At the General Convention of the Episcopal Church in Columbus, Ohio, the Standing Commission on Liturgy and Music has offered prayers and rites for remembering the departed among Liturgies for Rites of Passage, saying, “The service for The Burial of The Dead focuses on the bereaved, offering a public gathering in which to lament. It also opens the prospect of growth in the hope of resurrection. . . Our Christian faith assures us that death does not sever the bonds of love, but that our relationships live in faith and hope until the day when we will see God face to face in the presence of those we love who went before us.”
The prayers and collects are “for particular anniversaries making the journey of grief’s healing.”
There are prayers for a week, a month and year after death; for Coming Home Without a Departed Loved One; for Giving Away Belongings of a Departed Loved One; for Visiting a Graveside; for The Birthday of a Departed Loved One; On Visiting the Site Where a Loved One was Last Encountered; On Grieving a Violent Death; and For a Child Who Dies by Violence.
With the exception of the last one – which I also appreciate – my mother and my brothers and I would have benefited from these prayers as we moved through our grief. It often is a lonely journey. We would have felt comforted by the thought that the Church was moving with us.
These prayers will help make that happen for all grieving families.
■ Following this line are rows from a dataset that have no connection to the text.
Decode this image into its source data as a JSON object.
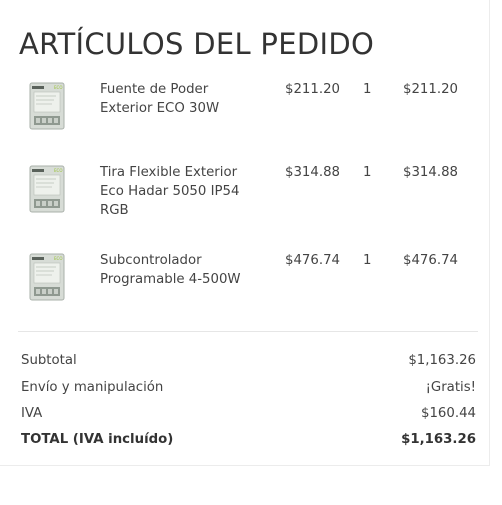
{
  "order": {
    "title": "ARTÍCULOS DEL PEDIDO",
    "items": [
      {
        "name": "Fuente de Poder Exterior ECO 30W",
        "price": "$211.20",
        "qty": "1",
        "total": "$211.20",
        "image_icon": "power-supply-product-icon"
      },
      {
        "name": "Tira Flexible Exterior Eco Hadar 5050 IP54 RGB",
        "price": "$314.88",
        "qty": "1",
        "total": "$314.88",
        "image_icon": "power-supply-product-icon"
      },
      {
        "name": "Subcontrolador Programable 4-500W",
        "price": "$476.74",
        "qty": "1",
        "total": "$476.74",
        "image_icon": "power-supply-product-icon"
      }
    ],
    "summary": {
      "subtotal_label": "Subtotal",
      "subtotal_value": "$1,163.26",
      "shipping_label": "Envío y manipulación",
      "shipping_value": "¡Gratis!",
      "tax_label": "IVA",
      "tax_value": "$160.44",
      "grand_total_label": "TOTAL (IVA incluído)",
      "grand_total_value": "$1,163.26"
    },
    "colors": {
      "product_body": "#cfd6d0",
      "product_panel": "#9aa49c",
      "product_logo": "#9bc43a"
    }
  }
}
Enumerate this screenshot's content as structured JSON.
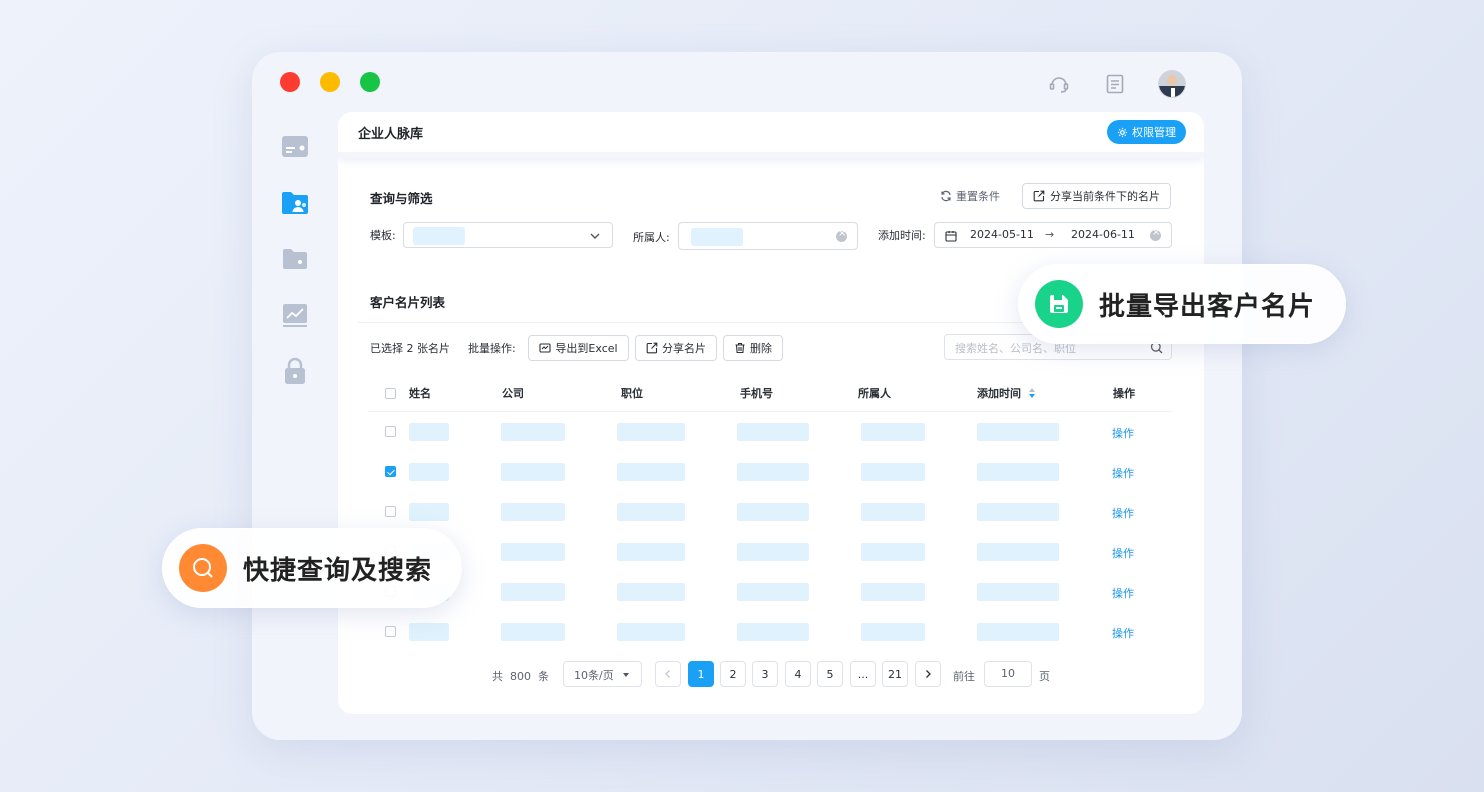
{
  "window": {
    "controls": [
      "close",
      "minimize",
      "maximize"
    ],
    "top_icons": [
      "headset-icon",
      "document-icon",
      "avatar"
    ]
  },
  "sidebar": {
    "items": [
      "card-icon",
      "contacts-folder-icon",
      "folder-icon",
      "chart-icon",
      "lock-icon"
    ],
    "active_index": 1
  },
  "header": {
    "title": "企业人脉库",
    "permission_button": "权限管理"
  },
  "filter": {
    "title": "查询与筛选",
    "reset": "重置条件",
    "share": "分享当前条件下的名片",
    "template_label": "模板:",
    "owner_label": "所属人:",
    "time_label": "添加时间:",
    "date_start": "2024-05-11",
    "date_arrow": "→",
    "date_end": "2024-06-11"
  },
  "list": {
    "title": "客户名片列表",
    "selected_prefix": "已选择",
    "selected_count": "2",
    "selected_suffix": "张名片",
    "batch_label": "批量操作:",
    "export_button": "导出到Excel",
    "share_button": "分享名片",
    "delete_button": "删除",
    "search_placeholder": "搜索姓名、公司名、职位"
  },
  "table": {
    "headers": [
      "姓名",
      "公司",
      "职位",
      "手机号",
      "所属人",
      "添加时间",
      "操作"
    ],
    "row_action": "操作",
    "rows_checked": [
      false,
      true,
      false,
      false,
      false,
      false
    ]
  },
  "pagination": {
    "total_prefix": "共",
    "total": "800",
    "total_suffix": "条",
    "page_size": "10条/页",
    "pages": [
      "1",
      "2",
      "3",
      "4",
      "5",
      "...",
      "21"
    ],
    "current": "1",
    "goto_label": "前往",
    "goto_value": "10",
    "goto_suffix": "页"
  },
  "callouts": {
    "export": "批量导出客户名片",
    "search": "快捷查询及搜索"
  },
  "colors": {
    "primary": "#1aa1f6",
    "export_callout": "#1ad38a",
    "search_callout": "#ff8a33"
  }
}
As for my family, on July 12, we will pray this prayer:
A Year After Death
God of the living, you are the Way, the Truth and the Life; we have lived a year without Alan.Throughout the time of the turning earth, sun and moon, you have shown us signs of your wonders: the Christmas star of Bethlehem, Easter's empty tomb, and the tongues of Pentecost fire, which speak of your glory and goodness to all creation. We have counted days of sorrow, laughter and endurance in our journey through grief's stages. Now we declare that even though we still feel bruised by the pain of our loss, life continues. You give us yourself in moments of grace, transforming us through your love. We thank you for the distance you have brought us during our year of healing, and ask you to help us become ever more whole in years to come. Keep Alan present in our hearts, and may we honor his memory, embracing each new day with courage and faith, through Christ, in the Spirit, we pray. Amen.